I am sure you are saying, “Come on Adi. Tell us something new”. Okay then, this is the news: Don Bradman’s average could actually be 100 if we are to believe a particular gentleman by name Charles Davis [a former scientist, is now a sport statistician. He is the author of Best Of The Best, a detailed examination of Bradman's career]. This is how the story goes as quoted by him here.
Some years ago I embarked on a project to examine old Test match scorebooks closely, to uncover previously hidden statistics, such as balls faced. Over the years, it came as a great surprise to find that apparent errors and anomalies arise quite regularly.
In the scorebook of the epic eight-day fifth Test of 1928-29 against England in Melbourne, won by Australia by five wickets, there is a “problem” boundary in the final stages, when Bradman was batting with Jack Ryder. (I found this when rescoring the Test, ball by ball, to re-create the exact sequence of events.)
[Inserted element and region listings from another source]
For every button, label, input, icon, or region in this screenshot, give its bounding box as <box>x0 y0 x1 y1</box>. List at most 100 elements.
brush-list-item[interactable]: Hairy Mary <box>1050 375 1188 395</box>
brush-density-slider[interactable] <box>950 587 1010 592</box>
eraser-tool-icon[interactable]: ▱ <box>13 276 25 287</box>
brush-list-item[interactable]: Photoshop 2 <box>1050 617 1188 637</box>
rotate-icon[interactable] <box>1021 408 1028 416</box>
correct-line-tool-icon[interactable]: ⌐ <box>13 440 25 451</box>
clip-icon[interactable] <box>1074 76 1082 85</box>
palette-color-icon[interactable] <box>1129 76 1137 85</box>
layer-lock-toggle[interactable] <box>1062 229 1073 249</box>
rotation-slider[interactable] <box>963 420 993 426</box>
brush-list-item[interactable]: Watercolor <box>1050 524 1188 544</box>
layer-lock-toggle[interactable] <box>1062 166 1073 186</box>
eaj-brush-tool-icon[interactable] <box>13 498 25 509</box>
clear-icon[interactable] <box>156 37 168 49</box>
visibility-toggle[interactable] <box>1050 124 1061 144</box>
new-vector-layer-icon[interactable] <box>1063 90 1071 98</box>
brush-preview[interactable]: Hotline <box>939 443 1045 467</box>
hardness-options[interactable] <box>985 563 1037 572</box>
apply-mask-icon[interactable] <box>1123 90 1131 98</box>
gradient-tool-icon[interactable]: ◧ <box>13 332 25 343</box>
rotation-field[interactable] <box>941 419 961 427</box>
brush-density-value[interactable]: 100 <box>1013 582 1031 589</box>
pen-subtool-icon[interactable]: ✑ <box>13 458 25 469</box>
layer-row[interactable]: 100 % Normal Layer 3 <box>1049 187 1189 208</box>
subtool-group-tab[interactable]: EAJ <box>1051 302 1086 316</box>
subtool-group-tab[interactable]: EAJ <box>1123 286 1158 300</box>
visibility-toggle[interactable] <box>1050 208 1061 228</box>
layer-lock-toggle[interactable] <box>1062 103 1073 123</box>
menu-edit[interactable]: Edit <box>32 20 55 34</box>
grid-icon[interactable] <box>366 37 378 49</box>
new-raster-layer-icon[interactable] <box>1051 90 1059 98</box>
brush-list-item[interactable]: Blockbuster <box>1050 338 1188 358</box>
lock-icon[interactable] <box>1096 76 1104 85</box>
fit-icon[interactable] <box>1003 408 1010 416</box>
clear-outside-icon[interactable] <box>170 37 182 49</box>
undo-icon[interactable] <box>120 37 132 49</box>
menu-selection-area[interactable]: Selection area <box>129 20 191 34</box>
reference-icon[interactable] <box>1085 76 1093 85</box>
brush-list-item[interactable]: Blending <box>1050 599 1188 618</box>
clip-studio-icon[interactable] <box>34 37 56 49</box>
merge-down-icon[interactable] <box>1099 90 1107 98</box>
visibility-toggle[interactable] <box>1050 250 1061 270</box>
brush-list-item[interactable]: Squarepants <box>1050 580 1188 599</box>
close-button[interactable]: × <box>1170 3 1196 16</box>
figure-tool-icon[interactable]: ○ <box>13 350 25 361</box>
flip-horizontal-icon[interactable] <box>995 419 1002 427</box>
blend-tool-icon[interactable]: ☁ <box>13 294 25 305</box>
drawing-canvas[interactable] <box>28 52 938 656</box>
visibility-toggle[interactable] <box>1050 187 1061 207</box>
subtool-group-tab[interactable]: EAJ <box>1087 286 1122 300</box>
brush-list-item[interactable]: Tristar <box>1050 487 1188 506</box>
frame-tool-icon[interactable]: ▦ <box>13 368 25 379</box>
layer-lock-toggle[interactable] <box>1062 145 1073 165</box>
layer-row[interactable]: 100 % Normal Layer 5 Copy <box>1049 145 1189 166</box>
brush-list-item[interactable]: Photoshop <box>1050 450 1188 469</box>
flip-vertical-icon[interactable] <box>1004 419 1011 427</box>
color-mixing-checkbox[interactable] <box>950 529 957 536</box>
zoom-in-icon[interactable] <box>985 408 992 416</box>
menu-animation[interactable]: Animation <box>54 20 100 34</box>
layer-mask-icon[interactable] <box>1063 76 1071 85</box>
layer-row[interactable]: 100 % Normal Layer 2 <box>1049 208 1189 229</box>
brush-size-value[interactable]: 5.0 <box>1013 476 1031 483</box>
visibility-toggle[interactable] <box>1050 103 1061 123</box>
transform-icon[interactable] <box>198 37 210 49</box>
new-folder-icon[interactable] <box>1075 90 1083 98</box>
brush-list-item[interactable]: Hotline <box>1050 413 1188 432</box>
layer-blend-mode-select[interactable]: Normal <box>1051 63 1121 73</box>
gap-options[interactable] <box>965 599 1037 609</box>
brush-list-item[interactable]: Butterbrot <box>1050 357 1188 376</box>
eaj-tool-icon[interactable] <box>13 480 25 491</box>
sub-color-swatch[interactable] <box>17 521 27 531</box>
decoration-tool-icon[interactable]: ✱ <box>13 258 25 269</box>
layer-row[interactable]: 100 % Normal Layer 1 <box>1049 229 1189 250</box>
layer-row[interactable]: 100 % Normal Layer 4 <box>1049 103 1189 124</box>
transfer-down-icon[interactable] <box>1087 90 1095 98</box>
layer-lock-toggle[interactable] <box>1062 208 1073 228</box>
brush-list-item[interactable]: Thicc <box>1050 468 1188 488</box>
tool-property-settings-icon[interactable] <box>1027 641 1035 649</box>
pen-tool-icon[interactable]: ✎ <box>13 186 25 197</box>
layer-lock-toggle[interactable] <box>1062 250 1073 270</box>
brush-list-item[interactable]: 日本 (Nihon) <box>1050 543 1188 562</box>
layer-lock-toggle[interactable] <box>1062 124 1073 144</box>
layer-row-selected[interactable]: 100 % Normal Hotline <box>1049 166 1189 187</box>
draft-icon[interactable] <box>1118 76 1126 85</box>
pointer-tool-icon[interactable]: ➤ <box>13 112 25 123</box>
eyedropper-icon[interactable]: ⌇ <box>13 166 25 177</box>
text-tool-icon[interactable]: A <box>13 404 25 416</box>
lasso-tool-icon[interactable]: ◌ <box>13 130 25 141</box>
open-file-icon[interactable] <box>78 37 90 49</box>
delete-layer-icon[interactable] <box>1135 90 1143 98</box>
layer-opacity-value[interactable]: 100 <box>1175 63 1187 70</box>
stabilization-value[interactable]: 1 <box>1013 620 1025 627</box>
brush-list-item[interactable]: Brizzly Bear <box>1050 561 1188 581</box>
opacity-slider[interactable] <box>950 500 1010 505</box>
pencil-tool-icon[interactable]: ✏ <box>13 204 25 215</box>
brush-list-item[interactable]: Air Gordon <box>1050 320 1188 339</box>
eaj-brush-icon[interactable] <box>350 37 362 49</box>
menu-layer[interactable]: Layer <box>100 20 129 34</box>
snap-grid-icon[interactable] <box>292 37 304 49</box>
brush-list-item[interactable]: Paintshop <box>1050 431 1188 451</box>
While he goes on waxing eloquent about the errors in those paper-based scoring matches during those days, there comes a point when he does not really want to challenge History and get down to the depth of the matter despite having done the donkey’s work. Maybe it is not practical, but he won’t know if he doesn’t try after having come this close.
Most of Bradman’s scorebooks have not been checked at this level of detail. It is painstaking work. However, the chances of finding other anomalies, based on experience with many other scores, seem high.
Then he says,
Unfortunately, most of these anomalies are inconclusive. If something in a scorebook does not compute, this does not mean that the accepted score must be wrong.
Finally comes the cat on the wall statement,
It is worth remembering, of course, that errors could easily cut both ways: Bradman could lose runs as easily as gain runs this way. Ultimately, that iconic average of 99.94 will probably stand. Wisden is against the retrospective alteration of scores (“that way madness lies”) and I tend to agree. I do think, however, that problems with scores from the pre-computer age may create uncertainties of a few parts in a thousand.
But what is not doubted, ever, is that the average is 99.94. And that is final.